In the world of distributed transaction processing (DTP) a series of specifications developed by OpenGroup (www.opengroup.org) represent the most widely adopted DTP model.
Opengroup specifications define major components participating in the DTP model as well as a set of APIs that define communication between these components. Components participating in the DTP model are: application programs, resource managers, and a transaction manager. The interface defined between application programs wishing to participate in global trasactions and the transaction manager is called the TX interface, while the interface between transaction managers and the resource managers is called the XA interface.
Sun Microsystems Inc followed this DTP model and as part of J2EE introduced the Java Transaction Service (JTS) and the Java Transaction API (JTA) specifications.
The difference between JTS and JTA is often a source of confusion. Simply put JTS defines above mentioned components participating in the DTP model, while JTA captures interfaces between them.
JTS defines five major players in the DTP model of Java Enterprise middleware:
Transaction Manager as a core component which provides services of transaction resource management ( i.e resource enlistment, delistment), transaction demarcation, synchronization notification callbacks, trasaction context propagation and two-phase commit initiation and recovery coordination with resource managers.
The application server provides infrastructure required to support the application run-time environment.
A resource manager is a component that manages access to a persistent stable storage system. Each resource manager cooperates with a Transaction Manager in two-phase commit intiation and failure recovery. An example of resource manager would be database driver.
EJB's can either use declarative transaction management specified in the ejb-jar.jar xml descriptor, or programmatic transaction manager using the UserTransaction interface. Either way, the transaction services are provided by the application server.
A communication resource manager supports transactional context propagation. Simply put this component allows the transaction manager to participate in transactions initiated by other transaction managers. JTS does not specify a protocol for this component.
Jboss includes it's support of JTS and JTA specifications in the jboss.tm package. This package include implementation of TransactionManager , Transaction, Xid and Synchronization from JTA specification.

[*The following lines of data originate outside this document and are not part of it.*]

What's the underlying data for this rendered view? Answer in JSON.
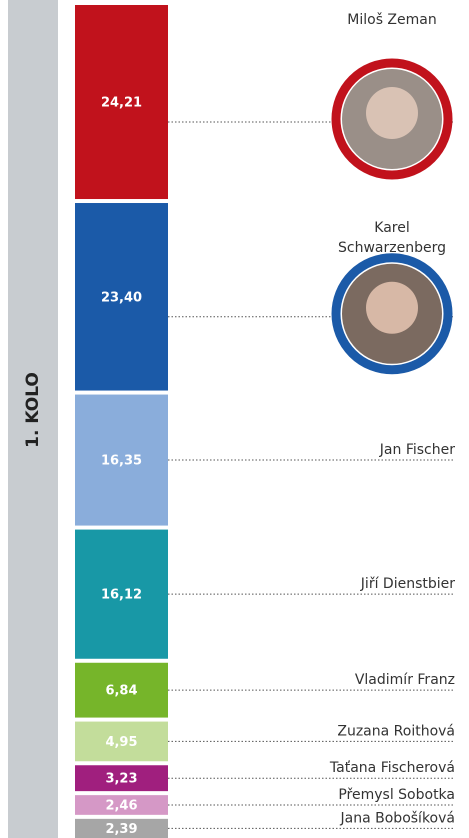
{
  "chart_data": {
    "type": "stacked-column",
    "title": "1. KOLO",
    "categories": [
      "Miloš Zeman",
      "Karel Schwarzenberg",
      "Jan Fischer",
      "Jiří Dienstbier",
      "Vladimír Franz",
      "Zuzana Roithová",
      "Taťana Fischerová",
      "Přemysl Sobotka",
      "Jana Bobošíková"
    ],
    "values": [
      24.21,
      23.4,
      16.35,
      16.12,
      6.84,
      4.95,
      3.23,
      2.46,
      2.39
    ],
    "value_labels": [
      "24,21",
      "23,40",
      "16,35",
      "16,12",
      "6,84",
      "4,95",
      "3,23",
      "2,46",
      "2,39"
    ],
    "colors": [
      "#c1121c",
      "#1b5aa8",
      "#8aaddb",
      "#1898a6",
      "#76b52a",
      "#c3dd9b",
      "#a01f7e",
      "#d598c6",
      "#a6a6a6"
    ]
  }
}
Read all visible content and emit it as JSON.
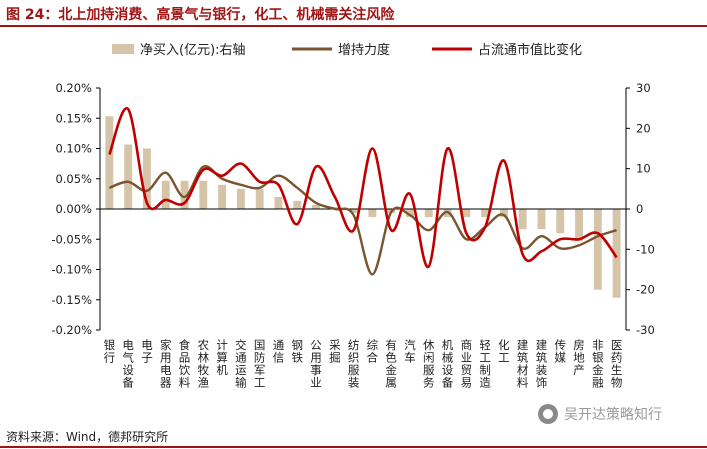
{
  "header": {
    "title": "图 24：北上加持消费、高景气与银行，化工、机械需关注风险"
  },
  "footer": {
    "source": "资料来源：Wind，德邦研究所"
  },
  "watermark": {
    "text": "吴开达策略知行",
    "icon": "wechat-logo-icon"
  },
  "colors": {
    "bar": "#d6c4a8",
    "strength": "#7a5530",
    "change": "#c00000",
    "title": "#a01515"
  },
  "chart_data": {
    "type": "bar",
    "title": "",
    "categories": [
      "银行",
      "电气设备",
      "电子",
      "家用电器",
      "食品饮料",
      "农林牧渔",
      "计算机",
      "交通运输",
      "国防军工",
      "通信",
      "钢铁",
      "公用事业",
      "采掘",
      "纺织服装",
      "综合",
      "有色金属",
      "汽车",
      "休闲服务",
      "机械设备",
      "商业贸易",
      "轻工制造",
      "化工",
      "建筑材料",
      "建筑装饰",
      "传媒",
      "房地产",
      "非银金融",
      "医药生物"
    ],
    "left_axis": {
      "min": -0.2,
      "max": 0.2,
      "step": 0.05,
      "tick_labels": [
        "0.20%",
        "0.15%",
        "0.10%",
        "0.05%",
        "0.00%",
        "-0.05%",
        "-0.10%",
        "-0.15%",
        "-0.20%"
      ]
    },
    "right_axis": {
      "min": -30,
      "max": 30,
      "step": 10,
      "tick_labels": [
        "30",
        "20",
        "10",
        "0",
        "-10",
        "-20",
        "-30"
      ]
    },
    "legend": {
      "position": "top",
      "items": [
        "净买入(亿元):右轴",
        "增持力度",
        "占流通市值比变化"
      ]
    },
    "series": [
      {
        "name": "净买入(亿元):右轴",
        "type": "bar",
        "axis": "right",
        "values": [
          23,
          16,
          15,
          7,
          7,
          7,
          6,
          5,
          5,
          3,
          2,
          1,
          0.5,
          -1,
          -2,
          -1,
          -2,
          -2,
          -2,
          -2,
          -2,
          -2,
          -5,
          -5,
          -6,
          -8,
          -20,
          -22
        ]
      },
      {
        "name": "增持力度",
        "type": "line",
        "axis": "left",
        "values": [
          0.035,
          0.045,
          0.03,
          0.06,
          0.02,
          0.07,
          0.05,
          0.04,
          0.035,
          0.055,
          0.035,
          0.01,
          0.0,
          -0.01,
          -0.108,
          -0.005,
          -0.01,
          -0.035,
          -0.005,
          -0.05,
          -0.03,
          -0.01,
          -0.065,
          -0.045,
          -0.065,
          -0.06,
          -0.045,
          -0.035
        ]
      },
      {
        "name": "占流通市值比变化",
        "type": "line",
        "axis": "left",
        "values": [
          0.09,
          0.165,
          0.01,
          0.015,
          0.01,
          0.065,
          0.055,
          0.075,
          0.045,
          0.04,
          -0.025,
          0.07,
          0.02,
          -0.035,
          0.1,
          -0.035,
          0.025,
          -0.095,
          0.1,
          -0.04,
          -0.03,
          0.08,
          -0.075,
          -0.07,
          -0.05,
          -0.05,
          -0.04,
          -0.08
        ]
      }
    ]
  }
}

However, the key class is TxCapsule. TxCapsule is has a very abstract notion but it closely matches the idea of transaction context. Transaction context in turn is best thought of as a state of all transactional operations on the participating resources that make up one global transaction . Therefore transactional context, or in Jboss's case TxCapsule, captures all participating XaResources and their states, all particiating threads as well as a global Xid identifying global transaction.
TxCapsule provides the real meat. It enables enlisting and delisting of transactional resources, importing of transactions into capsule, provides creational point and access to Xid of the current global transaction, calls Synchronization callback but most importantly it initiates the two-phase commit protocol as well as rollback mechanisms defined by the two-phase commit protocol.

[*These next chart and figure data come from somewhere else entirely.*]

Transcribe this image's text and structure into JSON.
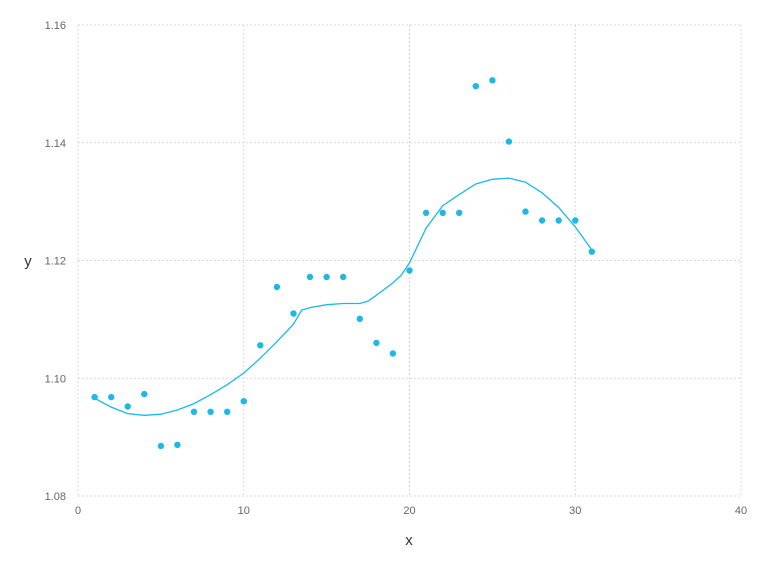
{
  "chart_data": {
    "type": "scatter",
    "xlabel": "x",
    "ylabel": "y",
    "xlim": [
      0,
      40
    ],
    "ylim": [
      1.08,
      1.16
    ],
    "xticks": [
      0,
      10,
      20,
      30,
      40
    ],
    "yticks": [
      1.08,
      1.1,
      1.12,
      1.14,
      1.16
    ],
    "xtick_labels": [
      "0",
      "10",
      "20",
      "30",
      "40"
    ],
    "ytick_labels": [
      "1.08",
      "1.10",
      "1.12",
      "1.14",
      "1.16"
    ],
    "grid": true,
    "color": "#1cb8e8",
    "points": {
      "x": [
        1,
        2,
        3,
        4,
        5,
        6,
        7,
        8,
        9,
        10,
        11,
        12,
        13,
        14,
        15,
        16,
        17,
        18,
        19,
        20,
        21,
        22,
        23,
        24,
        25,
        26,
        27,
        28,
        29,
        30,
        31
      ],
      "y": [
        1.0968,
        1.0968,
        1.0952,
        1.0973,
        1.0885,
        1.0887,
        1.0943,
        1.0943,
        1.0943,
        1.0961,
        1.1056,
        1.1155,
        1.111,
        1.1172,
        1.1172,
        1.1172,
        1.1101,
        1.106,
        1.1042,
        1.1183,
        1.1281,
        1.1281,
        1.1281,
        1.1496,
        1.1506,
        1.1402,
        1.1283,
        1.1268,
        1.1268,
        1.1268,
        1.1215
      ]
    },
    "fit_line": {
      "x": [
        1,
        2,
        3,
        4,
        5,
        6,
        7,
        8,
        9,
        10,
        11,
        12,
        13,
        13.5,
        14,
        15,
        16,
        17,
        17.5,
        18,
        19,
        19.5,
        20,
        21,
        22,
        23,
        24,
        25,
        26,
        27,
        28,
        29,
        30,
        31
      ],
      "y": [
        1.0966,
        1.0951,
        1.094,
        1.0937,
        1.0939,
        1.0946,
        1.0957,
        1.0972,
        1.0989,
        1.1009,
        1.1034,
        1.1062,
        1.1092,
        1.1116,
        1.112,
        1.1125,
        1.1127,
        1.1127,
        1.1131,
        1.1141,
        1.1162,
        1.1175,
        1.1196,
        1.1255,
        1.1293,
        1.1312,
        1.133,
        1.1338,
        1.134,
        1.1333,
        1.1315,
        1.129,
        1.1257,
        1.1218
      ]
    }
  }
}
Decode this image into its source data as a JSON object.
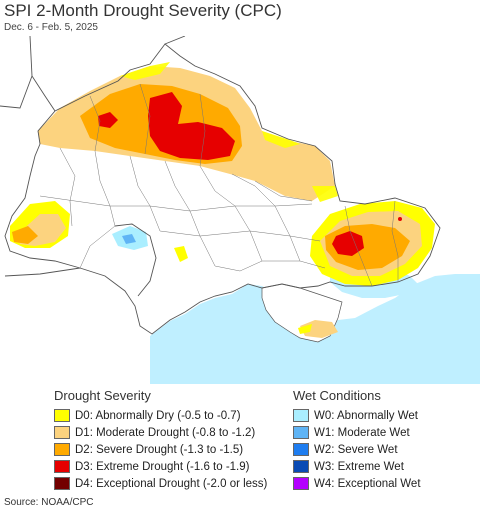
{
  "header": {
    "title": "SPI 2-Month Drought Severity (CPC)",
    "subtitle": "Dec. 6 - Feb. 5, 2025"
  },
  "map": {
    "land_color": "#ffffff",
    "sea_color": "#bfefff",
    "border_color": "#555555"
  },
  "legend": {
    "drought": {
      "heading": "Drought Severity",
      "items": [
        {
          "label": "D0: Abnormally Dry (-0.5 to -0.7)",
          "color": "#ffff00"
        },
        {
          "label": "D1: Moderate Drought (-0.8 to -1.2)",
          "color": "#fcd37f"
        },
        {
          "label": "D2: Severe Drought (-1.3 to -1.5)",
          "color": "#ffaa00"
        },
        {
          "label": "D3: Extreme Drought (-1.6 to -1.9)",
          "color": "#e60000"
        },
        {
          "label": "D4: Exceptional Drought (-2.0 or less)",
          "color": "#730000"
        }
      ]
    },
    "wet": {
      "heading": "Wet Conditions",
      "items": [
        {
          "label": "W0: Abnormally Wet",
          "color": "#aaeeff"
        },
        {
          "label": "W1: Moderate Wet",
          "color": "#5fb4f5"
        },
        {
          "label": "W2: Severe Wet",
          "color": "#1e7df0"
        },
        {
          "label": "W3: Extreme Wet",
          "color": "#0a4bb4"
        },
        {
          "label": "W4: Exceptional Wet",
          "color": "#b400ff"
        }
      ]
    }
  },
  "footer": {
    "source": "Source: NOAA/CPC"
  }
}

TransactionImpl implements Transaction interface from JTA. Each transaction is a part of TxCapsule which in turn can "host" transactions representing the TxCapsule. All of TransactionImpl methods are basically indirection calls to the hosting TxCapsule.
TxManager implements TransactionManager interface defined in JTA. As you might have guessed by now, it controls the lifecycle of all TxCapsules. Since TxCapsule is a relatively heavyweight object, capsules are recycled in a soft reference queue.
Following the previously introduced interceptor framework JBoss introduces two transactional interceptors TXIntereceptorBMT and TXIntereceptorCMT. Both interceptors closely interact with TxManager in order to achieve proper transactional semantics.
TXIntereceptorBMT provides an instance of UserTransaction to the right transactional context. TxInterceptorBMT is used in the case of user demarcated, i.e explicit transactional management. For more information on details of semantics refer to p174 of EJB1.1 spec.
TxInterceptorCMT moves all transactional management work to the container. Depending on the transaction attributes specified in th ejb-jar.xml file (i.e TX_REQUIRED, TX_SUPPORTS, TX_REQUIRES_NEW etc) the container decides how to manage the transactional context of the invoked call.